American business organisations expressed measured optimism Monday that a long-stalled bilateral income tax framework with Taiwan may gain renewed momentum following the Agreement on Reciprocal Trade signed earlier in 2026, with representatives indicating progress is underway on a deal that would eliminate dual taxation and reduce barriers to US corporate investment in Taiwan's semiconductor ecosystem.
- The US and Taiwan signed the Agreement on Reciprocal Trade in January 2026, reducing US tariffs on Taiwanese goods below 15%, creating a more constructive bilateral framework for further negotiations.
- Under the January trade deal, Taiwanese companies committed to at least $250 billion in direct US investments in semiconductor, energy, and AI sectors.
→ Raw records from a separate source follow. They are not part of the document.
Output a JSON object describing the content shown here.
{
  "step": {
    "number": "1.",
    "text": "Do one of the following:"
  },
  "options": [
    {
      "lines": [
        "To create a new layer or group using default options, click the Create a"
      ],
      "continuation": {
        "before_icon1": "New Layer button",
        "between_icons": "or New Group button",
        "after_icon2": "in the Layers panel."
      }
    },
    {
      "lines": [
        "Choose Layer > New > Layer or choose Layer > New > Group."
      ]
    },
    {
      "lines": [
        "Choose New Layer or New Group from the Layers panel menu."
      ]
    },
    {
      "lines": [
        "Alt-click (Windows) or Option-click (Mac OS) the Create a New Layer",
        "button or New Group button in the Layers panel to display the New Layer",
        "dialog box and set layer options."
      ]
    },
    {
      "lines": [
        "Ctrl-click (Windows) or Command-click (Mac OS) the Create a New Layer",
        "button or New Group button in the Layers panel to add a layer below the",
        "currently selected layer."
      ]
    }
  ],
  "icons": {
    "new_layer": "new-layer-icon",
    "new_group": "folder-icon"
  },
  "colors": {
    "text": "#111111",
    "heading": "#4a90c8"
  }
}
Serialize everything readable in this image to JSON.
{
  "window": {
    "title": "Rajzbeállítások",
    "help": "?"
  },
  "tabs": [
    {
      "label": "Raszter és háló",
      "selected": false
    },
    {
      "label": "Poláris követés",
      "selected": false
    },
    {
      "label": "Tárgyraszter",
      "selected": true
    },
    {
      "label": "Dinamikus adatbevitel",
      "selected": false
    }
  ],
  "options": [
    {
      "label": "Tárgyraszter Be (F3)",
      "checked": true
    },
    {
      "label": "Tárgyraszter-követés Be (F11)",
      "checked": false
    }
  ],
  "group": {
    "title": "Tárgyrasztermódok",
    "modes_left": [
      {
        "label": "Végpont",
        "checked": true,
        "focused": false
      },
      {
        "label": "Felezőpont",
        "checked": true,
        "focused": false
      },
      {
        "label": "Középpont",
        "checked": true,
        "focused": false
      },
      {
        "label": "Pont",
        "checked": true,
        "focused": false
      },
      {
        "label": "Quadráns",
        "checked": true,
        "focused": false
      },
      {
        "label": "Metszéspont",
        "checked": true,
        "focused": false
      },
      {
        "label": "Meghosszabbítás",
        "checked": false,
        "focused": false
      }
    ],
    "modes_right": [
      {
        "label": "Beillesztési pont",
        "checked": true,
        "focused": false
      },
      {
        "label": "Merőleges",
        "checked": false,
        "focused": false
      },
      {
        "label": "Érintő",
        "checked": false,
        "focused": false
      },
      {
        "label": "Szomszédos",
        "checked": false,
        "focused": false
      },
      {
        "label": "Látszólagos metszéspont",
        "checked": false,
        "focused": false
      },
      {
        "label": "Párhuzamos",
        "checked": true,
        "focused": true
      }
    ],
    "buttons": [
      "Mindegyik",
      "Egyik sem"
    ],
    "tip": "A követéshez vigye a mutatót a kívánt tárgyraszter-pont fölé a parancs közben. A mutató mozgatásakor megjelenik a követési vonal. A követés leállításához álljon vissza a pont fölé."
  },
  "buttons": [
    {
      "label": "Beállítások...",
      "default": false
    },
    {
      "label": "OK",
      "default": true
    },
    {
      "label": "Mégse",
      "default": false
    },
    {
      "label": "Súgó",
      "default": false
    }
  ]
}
- No bilateral income tax treaty currently exists between the US and Taiwan, exposing US companies to taxation in both jurisdictions and creating a structural competitive disadvantage relative to companies from treaty countries.
- Congressional approval is required for any formal tax treaty, a process that has historically extended similar bilateral agreements by several years.
The absence of a tax treaty has historically disadvantaged US firms operating in Taiwan's semiconductor and electronics manufacturing ecosystem relative to companies from jurisdictions with bilateral tax arrangements in place. The structural friction is most acute for companies with large Taiwanese operational footprints, where duplicative tax obligations add directly to effective cost of capital.
The Agreement on Reciprocal Trade signed in January improved the bilateral relationship meaningfully compared to the strained environment following the broad tariff announcements of 2025. Business group representatives described the ART as setting good parameters for advancing a tax framework, while cautioning that the phrase "making progress" has been used regarding the tax treaty for many years without producing a finalised agreement.
The semiconductor supply chain argument, reinforced by the US commitment to reduce single-geography production dependence, provides substantive policy justification for congressional engagement on the issue beyond pure tax mechanics.
FAQs
Q: What is the US-Taiwan double tax treaty and why does it matter?
A: A bilateral income tax treaty would eliminate the risk of US companies being taxed on the same income in both the US and Taiwan, removing a structural competitive disadvantage relative to companies from countries with existing treaty relationships with Taiwan.
Q: What progress has been made on the treaty?
A: Business group representatives indicate progress is underway, supported by the improved bilateral relationship following the January 2026 Agreement on Reciprocal Trade. However, no formal agreement has been reached and the process has been described as ongoing for many years without finalisation.
Q: Why does the semiconductor industry specifically benefit from a tax treaty?
A: Taiwan is a world-leading semiconductor manufacturer, and US companies with operational footprints there face duplicative taxation that raises their effective cost of capital relative to competitors from treaty countries. A treaty directly reduces that competitive disadvantage.
Q: What obstacles remain to completing the treaty?
A: Congressional approval is required, adding political complexity and multi-year procedural timelines. The geopolitical sensitivity of US-Taiwan relations also adds a diplomatic dimension to what is technically a tax mechanics negotiation.